Our review "Development of type 2 diabetes mellitus in people with intermediate hyperglycaemia" (authors: Bernd Richter, Bianca Hemmingsen, Maria-Inti Metzendorf, Yemisi Takwoingi) belongs to the top 10% most downloaded Cochrane Reviews of the years 2018/19. It is one of the first Cochrane reviews focussing on a prognostic question and includes evidence from 103 prospective cohort studies.
Intermediate hyperglycaemia is characterised by one or more measurements of elevated blood glucose concentrations, such as impaired fasting glucose, impaired glucose tolerance and elevated glycosylated haemoglobin A1c (HbA1c). These levels are higher than normal but below the diagnostic threshold for type 2 diabetes mellitus.
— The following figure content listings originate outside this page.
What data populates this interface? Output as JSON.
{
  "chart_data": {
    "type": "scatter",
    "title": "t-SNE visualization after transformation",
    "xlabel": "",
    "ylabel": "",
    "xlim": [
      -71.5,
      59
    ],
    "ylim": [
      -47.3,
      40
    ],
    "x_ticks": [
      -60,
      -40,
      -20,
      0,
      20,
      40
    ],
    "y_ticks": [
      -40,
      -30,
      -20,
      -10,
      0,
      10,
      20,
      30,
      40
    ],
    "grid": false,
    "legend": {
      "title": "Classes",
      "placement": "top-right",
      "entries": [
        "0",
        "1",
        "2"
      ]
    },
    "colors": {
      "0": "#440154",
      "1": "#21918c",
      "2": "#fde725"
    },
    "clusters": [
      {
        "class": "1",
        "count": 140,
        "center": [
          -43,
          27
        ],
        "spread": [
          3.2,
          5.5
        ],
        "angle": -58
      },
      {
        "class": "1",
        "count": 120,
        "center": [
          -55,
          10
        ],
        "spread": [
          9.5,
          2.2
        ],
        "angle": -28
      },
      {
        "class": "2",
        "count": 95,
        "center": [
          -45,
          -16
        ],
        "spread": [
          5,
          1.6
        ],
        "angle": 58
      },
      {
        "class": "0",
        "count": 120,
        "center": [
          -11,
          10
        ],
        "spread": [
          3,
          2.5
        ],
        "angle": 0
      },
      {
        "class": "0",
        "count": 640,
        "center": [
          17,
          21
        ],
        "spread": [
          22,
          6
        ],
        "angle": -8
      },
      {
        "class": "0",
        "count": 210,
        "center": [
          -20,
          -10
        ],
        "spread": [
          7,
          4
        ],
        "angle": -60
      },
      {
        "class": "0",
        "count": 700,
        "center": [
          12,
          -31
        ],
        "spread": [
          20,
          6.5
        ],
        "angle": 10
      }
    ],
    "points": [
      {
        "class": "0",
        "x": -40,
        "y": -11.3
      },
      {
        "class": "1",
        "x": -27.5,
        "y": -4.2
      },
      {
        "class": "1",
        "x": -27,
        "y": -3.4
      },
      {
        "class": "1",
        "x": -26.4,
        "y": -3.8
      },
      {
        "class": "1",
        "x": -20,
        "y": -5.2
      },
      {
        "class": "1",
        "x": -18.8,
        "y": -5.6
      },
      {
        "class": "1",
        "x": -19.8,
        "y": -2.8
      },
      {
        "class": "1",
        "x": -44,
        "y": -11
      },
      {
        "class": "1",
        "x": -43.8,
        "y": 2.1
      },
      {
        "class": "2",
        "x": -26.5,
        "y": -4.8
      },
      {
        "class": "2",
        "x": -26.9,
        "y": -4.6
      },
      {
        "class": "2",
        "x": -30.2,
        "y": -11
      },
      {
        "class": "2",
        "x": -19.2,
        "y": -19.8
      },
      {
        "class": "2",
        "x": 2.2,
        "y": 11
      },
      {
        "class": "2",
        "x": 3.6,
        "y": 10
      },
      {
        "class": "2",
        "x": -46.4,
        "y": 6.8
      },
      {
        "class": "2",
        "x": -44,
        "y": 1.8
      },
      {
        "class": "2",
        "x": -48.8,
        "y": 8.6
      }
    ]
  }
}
The reduced threshold of 5.6 mmol/L (100 mg/dL) fasting plasma glucose for defining IFG, introduced by the American Diabetes Association in 2003, substantially increased the prevalence of impaired fasting glucose. Likewise, the lowering of the HbA1c threshold from 6.0% to 5.7% by the American Diabetes Association in 2010 could potentially have significant medical, public health and socioeconomic impacts.
To assess the overall prognosis of people with intermediate hyperglycaemia for developing type 2 diabetes mellitus, regression from intermediate hyperglycaemia to normoglycaemia and the difference in T2DM incidence in people with IH versus people with normoglycaemia.
Overall prognosis of people with intermediate hyperglycaemia worsened over time. Type 2 diabetes mellitus cumulative incidence generally increased over the course of follow‐up but varied with IH definition. Regression from intermediate hyperglycaemia to normoglycaemia decreased over time but was observed even after 11 years of follow‐up. The risk of developing type 2 diabetes mellitus when comparing intermediate hyperglycaemia with normoglycaemia at baseline varied by IH definition. Taking into consideration the uncertainty of the available evidence, as well as the fluctuating stages of normoglycaemia, IH and T2DM, which may transition from one stage to another in both directions even after years of follow‐up, practitioners should be careful about the potential implications of any active intervention for people 'diagnosed' with intermediate hyperglycaemia.